An open letter from 107 artists, activists, scholars and writers condemn President Donald Trump’s actions to denigrate and demonize asylum seekers coming from Central America to the United States in search of better life opportunities and escaping from violence.

RELATED: 
US Sends Central American Asylum-Seekers Back to Mexico

Some key actors behind this latest attempt to call attention to the mishandling of migratory policy by President Trump’s administration are ex-lead guitar player for now-defunct Los Angeles band Rage Against the Machine, Tom Morello; Protestant minister and professor, William Baber II; and U.S.-Palestinian legal scholar and activist, Noura Erakat; among others such as professor Noam Chomsky.

The letter focuses on White House efforts to deliberately misinform the public in order to bolster discourse on the need to deny entry to migrants across the U.S.-Mexico border. For example, President Trump says that the “majority” of migrants currently stationed in Tijuana, and seeking asylum, do not “meet the requirements” to be given this benefit, according to La Jornada.

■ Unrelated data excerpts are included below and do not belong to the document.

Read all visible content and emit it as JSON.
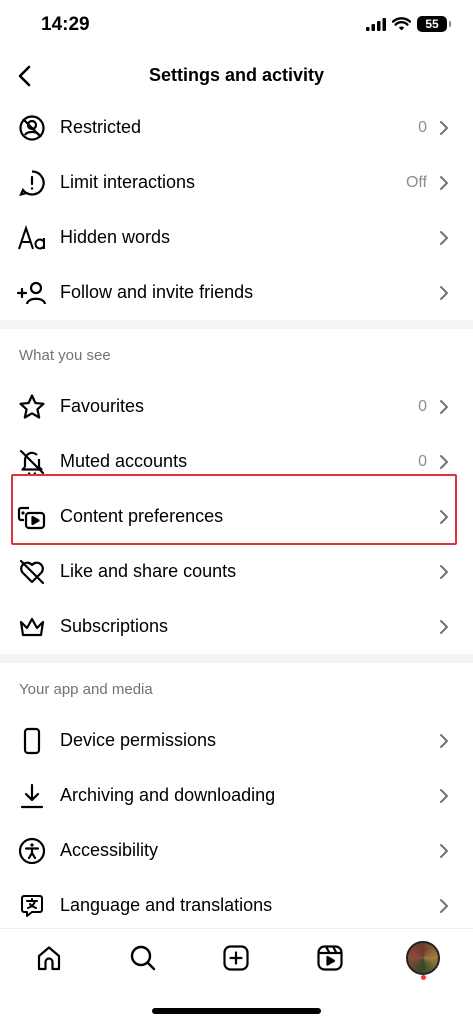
{
  "status": {
    "time": "14:29",
    "battery": "55"
  },
  "header": {
    "title": "Settings and activity"
  },
  "sections": {
    "top": [
      {
        "label": "Restricted",
        "value": "0"
      },
      {
        "label": "Limit interactions",
        "value": "Off"
      },
      {
        "label": "Hidden words",
        "value": ""
      },
      {
        "label": "Follow and invite friends",
        "value": ""
      }
    ],
    "what_you_see": {
      "title": "What you see",
      "items": [
        {
          "label": "Favourites",
          "value": "0"
        },
        {
          "label": "Muted accounts",
          "value": "0"
        },
        {
          "label": "Content preferences",
          "value": ""
        },
        {
          "label": "Like and share counts",
          "value": ""
        },
        {
          "label": "Subscriptions",
          "value": ""
        }
      ]
    },
    "your_app": {
      "title": "Your app and media",
      "items": [
        {
          "label": "Device permissions",
          "value": ""
        },
        {
          "label": "Archiving and downloading",
          "value": ""
        },
        {
          "label": "Accessibility",
          "value": ""
        },
        {
          "label": "Language and translations",
          "value": ""
        }
      ]
    }
  },
  "icons": {
    "top": [
      "restricted-icon",
      "limit-interactions-icon",
      "hidden-words-icon",
      "follow-invite-icon"
    ],
    "what_you_see": [
      "star-icon",
      "muted-bell-icon",
      "content-preferences-icon",
      "heart-off-icon",
      "crown-icon"
    ],
    "your_app": [
      "phone-icon",
      "download-icon",
      "accessibility-icon",
      "translate-icon"
    ]
  },
  "tabbar": [
    "home-icon",
    "search-icon",
    "create-icon",
    "reels-icon",
    "profile-avatar"
  ]
}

Specifically, the letter states that according to the 1965 Immigration and Nationality Act, a foreign person “who is physically present in the United States or who arrives in the United States, whether or not at a designated port of arrival" may apply for asylum,” according to the text in the legislation.

Moreover, the intellectuals claim this is exactly what migrants are doing. “The participants in the exodus from Central America — as the refugees refer to their journey — are doing exactly what the law requires to seek refuge in the United States,” the letter reads.

The migrants' claim to asylum in the United States is also backed by the 1967 United Nations Protocol Relating to the Status of Refugees, of which the U.S. is a signatory country. "Refugees shall have free access to the courts of law on the territory of all contracting states" and that they shall enjoy "the same treatment as a national in matters pertaining to access to the courts," as stated in the Protocol.

At the end of January, about one dozen Central American asylum-seekers were sent back to Mexico as part of United States President Donald Trump's Administration new hardened immigration policy.

It was recently revealed that the White House is advancing a plan to make it more difficult for U.S. residents to obtain citizenship if they or their dependents have used any of a list of U.S. social programs, such as Obamacare or SNAP food assistance. 

The letter coincides with two caravans, consisting of nearly 5,500 people, traveling through the states of Chiapas and Coahuila and headed toward the United States.